Aujourd’hui, alors que des dispositifs temporaires mis en place pendant la période de confinement touchent à leur fin et que d’autres sont prolongés provisoirement, l’enjeu, pour les pouvoirs publics, consiste à (re)prendre à bras le corps leurs intentions de mettre fin au sans-abrisme grâce à des politiques structurelles dans le champ de l’action sociale, mais aussi du logement – car sans prévention des expulsions locatives d’un côté, sans accessibilité à des logements dignes et abordables de l’autre, rien ne sert de courir. Des politiques structurelles souvent annoncées, moins souvent mises en oeuvre.
Le sans-abrisme recouvre une réalité multiple.
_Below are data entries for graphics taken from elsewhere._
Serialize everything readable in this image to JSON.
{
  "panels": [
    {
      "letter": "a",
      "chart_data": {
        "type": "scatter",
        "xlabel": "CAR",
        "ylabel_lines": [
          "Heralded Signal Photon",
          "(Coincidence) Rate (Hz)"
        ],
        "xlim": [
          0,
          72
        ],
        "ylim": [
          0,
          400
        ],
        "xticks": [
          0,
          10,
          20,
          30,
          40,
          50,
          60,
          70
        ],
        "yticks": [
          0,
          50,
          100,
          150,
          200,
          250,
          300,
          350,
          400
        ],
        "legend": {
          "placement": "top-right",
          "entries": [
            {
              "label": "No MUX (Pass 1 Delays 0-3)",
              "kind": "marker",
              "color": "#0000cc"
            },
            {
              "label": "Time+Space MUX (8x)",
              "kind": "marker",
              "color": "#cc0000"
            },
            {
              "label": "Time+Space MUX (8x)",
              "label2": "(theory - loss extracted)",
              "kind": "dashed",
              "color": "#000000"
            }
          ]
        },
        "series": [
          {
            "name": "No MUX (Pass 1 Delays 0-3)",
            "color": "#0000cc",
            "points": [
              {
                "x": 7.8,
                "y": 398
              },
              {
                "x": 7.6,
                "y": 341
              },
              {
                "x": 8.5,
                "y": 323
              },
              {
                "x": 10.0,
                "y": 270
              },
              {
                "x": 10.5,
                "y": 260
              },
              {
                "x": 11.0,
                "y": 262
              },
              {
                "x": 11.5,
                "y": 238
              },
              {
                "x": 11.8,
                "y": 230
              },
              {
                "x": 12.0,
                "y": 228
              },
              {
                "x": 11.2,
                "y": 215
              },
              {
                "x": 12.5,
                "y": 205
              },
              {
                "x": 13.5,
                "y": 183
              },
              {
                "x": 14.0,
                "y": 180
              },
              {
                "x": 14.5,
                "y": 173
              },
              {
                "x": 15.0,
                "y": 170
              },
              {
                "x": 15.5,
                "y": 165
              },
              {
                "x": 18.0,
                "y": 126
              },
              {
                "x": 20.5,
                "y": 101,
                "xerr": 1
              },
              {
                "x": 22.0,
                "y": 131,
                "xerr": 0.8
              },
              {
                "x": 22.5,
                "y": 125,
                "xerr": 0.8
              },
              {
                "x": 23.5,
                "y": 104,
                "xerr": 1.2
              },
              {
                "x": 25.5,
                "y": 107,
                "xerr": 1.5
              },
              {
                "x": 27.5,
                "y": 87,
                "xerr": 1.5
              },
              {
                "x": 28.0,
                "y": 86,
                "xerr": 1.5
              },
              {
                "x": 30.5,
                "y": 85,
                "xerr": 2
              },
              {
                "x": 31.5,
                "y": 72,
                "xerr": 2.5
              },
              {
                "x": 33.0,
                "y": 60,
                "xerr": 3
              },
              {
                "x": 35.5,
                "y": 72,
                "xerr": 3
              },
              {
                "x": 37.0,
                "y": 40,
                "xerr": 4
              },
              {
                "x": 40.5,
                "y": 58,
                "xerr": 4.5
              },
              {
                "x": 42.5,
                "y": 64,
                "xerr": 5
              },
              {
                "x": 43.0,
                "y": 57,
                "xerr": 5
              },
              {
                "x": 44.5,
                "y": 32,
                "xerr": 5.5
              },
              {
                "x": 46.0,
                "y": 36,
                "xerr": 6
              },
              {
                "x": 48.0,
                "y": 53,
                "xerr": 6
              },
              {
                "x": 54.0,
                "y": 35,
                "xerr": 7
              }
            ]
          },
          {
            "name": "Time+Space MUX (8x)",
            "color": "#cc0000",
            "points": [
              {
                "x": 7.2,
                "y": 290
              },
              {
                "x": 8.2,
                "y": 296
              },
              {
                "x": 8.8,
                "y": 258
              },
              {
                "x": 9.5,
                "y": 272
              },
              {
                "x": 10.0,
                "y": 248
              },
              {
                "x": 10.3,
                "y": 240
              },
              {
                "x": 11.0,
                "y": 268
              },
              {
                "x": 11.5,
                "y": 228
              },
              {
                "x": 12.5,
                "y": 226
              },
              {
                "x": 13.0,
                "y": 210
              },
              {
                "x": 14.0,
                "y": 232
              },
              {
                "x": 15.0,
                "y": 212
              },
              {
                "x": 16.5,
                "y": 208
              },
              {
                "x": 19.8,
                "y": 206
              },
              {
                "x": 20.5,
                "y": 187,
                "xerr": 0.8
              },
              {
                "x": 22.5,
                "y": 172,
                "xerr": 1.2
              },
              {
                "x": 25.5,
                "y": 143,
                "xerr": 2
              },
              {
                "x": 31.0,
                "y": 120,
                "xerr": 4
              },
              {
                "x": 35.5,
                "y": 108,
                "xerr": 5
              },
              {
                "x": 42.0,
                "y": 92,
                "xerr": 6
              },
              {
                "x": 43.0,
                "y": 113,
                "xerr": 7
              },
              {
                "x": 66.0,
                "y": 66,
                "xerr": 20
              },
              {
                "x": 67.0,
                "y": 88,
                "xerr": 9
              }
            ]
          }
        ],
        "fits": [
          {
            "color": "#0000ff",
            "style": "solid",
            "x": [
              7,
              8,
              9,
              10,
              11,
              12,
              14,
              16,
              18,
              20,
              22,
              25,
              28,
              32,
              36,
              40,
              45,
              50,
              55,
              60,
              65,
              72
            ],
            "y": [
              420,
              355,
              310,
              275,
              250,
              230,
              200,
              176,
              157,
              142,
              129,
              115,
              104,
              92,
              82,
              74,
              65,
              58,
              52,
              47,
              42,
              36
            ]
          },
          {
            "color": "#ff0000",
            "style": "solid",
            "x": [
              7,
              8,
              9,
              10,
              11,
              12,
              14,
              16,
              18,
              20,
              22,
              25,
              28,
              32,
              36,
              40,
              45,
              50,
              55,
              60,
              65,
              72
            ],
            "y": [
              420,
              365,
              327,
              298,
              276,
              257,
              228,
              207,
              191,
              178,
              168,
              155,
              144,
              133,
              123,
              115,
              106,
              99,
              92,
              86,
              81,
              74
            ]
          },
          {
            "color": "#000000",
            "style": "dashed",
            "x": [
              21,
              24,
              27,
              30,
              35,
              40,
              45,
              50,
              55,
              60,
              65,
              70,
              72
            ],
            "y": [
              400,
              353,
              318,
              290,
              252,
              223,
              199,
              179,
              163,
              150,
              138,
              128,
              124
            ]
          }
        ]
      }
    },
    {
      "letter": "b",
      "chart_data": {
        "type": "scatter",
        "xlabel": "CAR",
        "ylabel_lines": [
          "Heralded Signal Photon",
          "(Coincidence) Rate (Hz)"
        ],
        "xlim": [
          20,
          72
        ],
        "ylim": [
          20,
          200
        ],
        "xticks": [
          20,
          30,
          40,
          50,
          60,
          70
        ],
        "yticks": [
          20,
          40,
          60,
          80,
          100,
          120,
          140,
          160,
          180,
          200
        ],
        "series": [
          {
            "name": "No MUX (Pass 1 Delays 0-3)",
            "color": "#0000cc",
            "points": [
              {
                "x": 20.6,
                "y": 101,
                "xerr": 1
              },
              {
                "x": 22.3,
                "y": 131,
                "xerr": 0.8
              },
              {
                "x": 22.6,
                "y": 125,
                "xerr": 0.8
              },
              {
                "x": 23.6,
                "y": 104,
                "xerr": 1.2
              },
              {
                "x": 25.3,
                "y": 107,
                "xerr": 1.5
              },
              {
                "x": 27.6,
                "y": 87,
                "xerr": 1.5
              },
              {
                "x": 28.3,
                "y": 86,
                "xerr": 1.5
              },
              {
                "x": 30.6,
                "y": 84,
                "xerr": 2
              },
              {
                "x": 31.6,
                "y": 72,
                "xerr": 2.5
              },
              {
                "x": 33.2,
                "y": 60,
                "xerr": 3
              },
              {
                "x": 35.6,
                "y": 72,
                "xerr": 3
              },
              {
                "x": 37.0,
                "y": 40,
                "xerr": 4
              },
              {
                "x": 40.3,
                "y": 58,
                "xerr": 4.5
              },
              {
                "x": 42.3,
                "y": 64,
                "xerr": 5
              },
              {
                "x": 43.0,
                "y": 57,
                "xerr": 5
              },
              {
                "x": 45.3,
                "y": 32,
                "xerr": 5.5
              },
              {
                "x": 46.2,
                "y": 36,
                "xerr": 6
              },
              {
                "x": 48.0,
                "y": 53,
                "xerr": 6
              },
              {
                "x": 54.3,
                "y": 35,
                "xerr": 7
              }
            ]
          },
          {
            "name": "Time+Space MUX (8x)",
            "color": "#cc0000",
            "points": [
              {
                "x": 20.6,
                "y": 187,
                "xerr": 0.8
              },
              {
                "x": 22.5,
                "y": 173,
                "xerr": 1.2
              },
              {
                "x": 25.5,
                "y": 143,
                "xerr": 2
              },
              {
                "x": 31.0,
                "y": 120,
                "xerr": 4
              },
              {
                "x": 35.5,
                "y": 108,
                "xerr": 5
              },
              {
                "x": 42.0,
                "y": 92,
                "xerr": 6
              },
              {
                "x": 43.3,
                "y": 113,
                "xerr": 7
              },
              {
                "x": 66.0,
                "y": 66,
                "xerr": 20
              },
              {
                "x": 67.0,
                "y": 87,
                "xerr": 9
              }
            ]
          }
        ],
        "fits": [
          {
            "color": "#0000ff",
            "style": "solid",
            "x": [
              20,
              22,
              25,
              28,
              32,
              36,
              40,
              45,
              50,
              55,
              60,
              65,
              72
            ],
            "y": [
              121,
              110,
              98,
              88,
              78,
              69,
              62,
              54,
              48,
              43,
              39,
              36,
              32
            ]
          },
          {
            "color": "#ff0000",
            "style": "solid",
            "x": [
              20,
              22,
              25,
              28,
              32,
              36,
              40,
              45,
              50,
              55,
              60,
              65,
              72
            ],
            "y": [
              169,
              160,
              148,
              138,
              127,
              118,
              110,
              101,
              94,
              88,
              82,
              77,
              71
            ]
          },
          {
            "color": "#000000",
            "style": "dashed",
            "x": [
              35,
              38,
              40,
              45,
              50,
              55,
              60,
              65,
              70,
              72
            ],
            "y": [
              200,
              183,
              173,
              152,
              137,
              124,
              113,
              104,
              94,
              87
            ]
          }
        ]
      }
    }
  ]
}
Sa gestion et sa prise en charge par le monde politique et le secteur associatif en Belgique francophone le sont tout autant.
Ce numéro hors-série d’Alter Échos, constitué à partir de plusieurs années d’archives de la revue, fait le point sur ces questions, sur les débats qu’elles soulèvent et sur les innovations qui surgissent dans le travail social.
Et si la Feantsa et la Fondation Abbé Pierre se sont félicitées des solutions – souvent inédites, c’est vrai –mises en place par les États et les acteurs de la société civile au printemps dernier afin de mettre à l’abri les personnes qui en étaient dépourvues, ces associations ont aussi regretté la criminalisation dont nombre d’entre elles ont été l’objet dans l’espace public en période de « lock-down ». À Bruxelles notamment, personnes migrantes en transit et autres sans-abri ont parfois été poussées à « marcher 20 à 30 km par jour, chassé·es d’un endroit à l’autre vu les interdictions d’ ‘être’ dans l’espace public », explique ainsi François Bertrand, directeur de Bruss’Help, dans l’interview d’entrée de ce numéro, réalisée cette fin du mois d’août.
Une « chasse aux SDF » tout aussi ancienne que la pitié fondant la politique d’urgence sociale et qui est dénoncée par le collectif Design For Everyone dont vous trouverez, attachée dans ce numéro, la « Brussel’s Prout Map », une carte répertoriant une quarantaine de dispositifs de mobilier urbain « anti-SDF » à Bruxelles.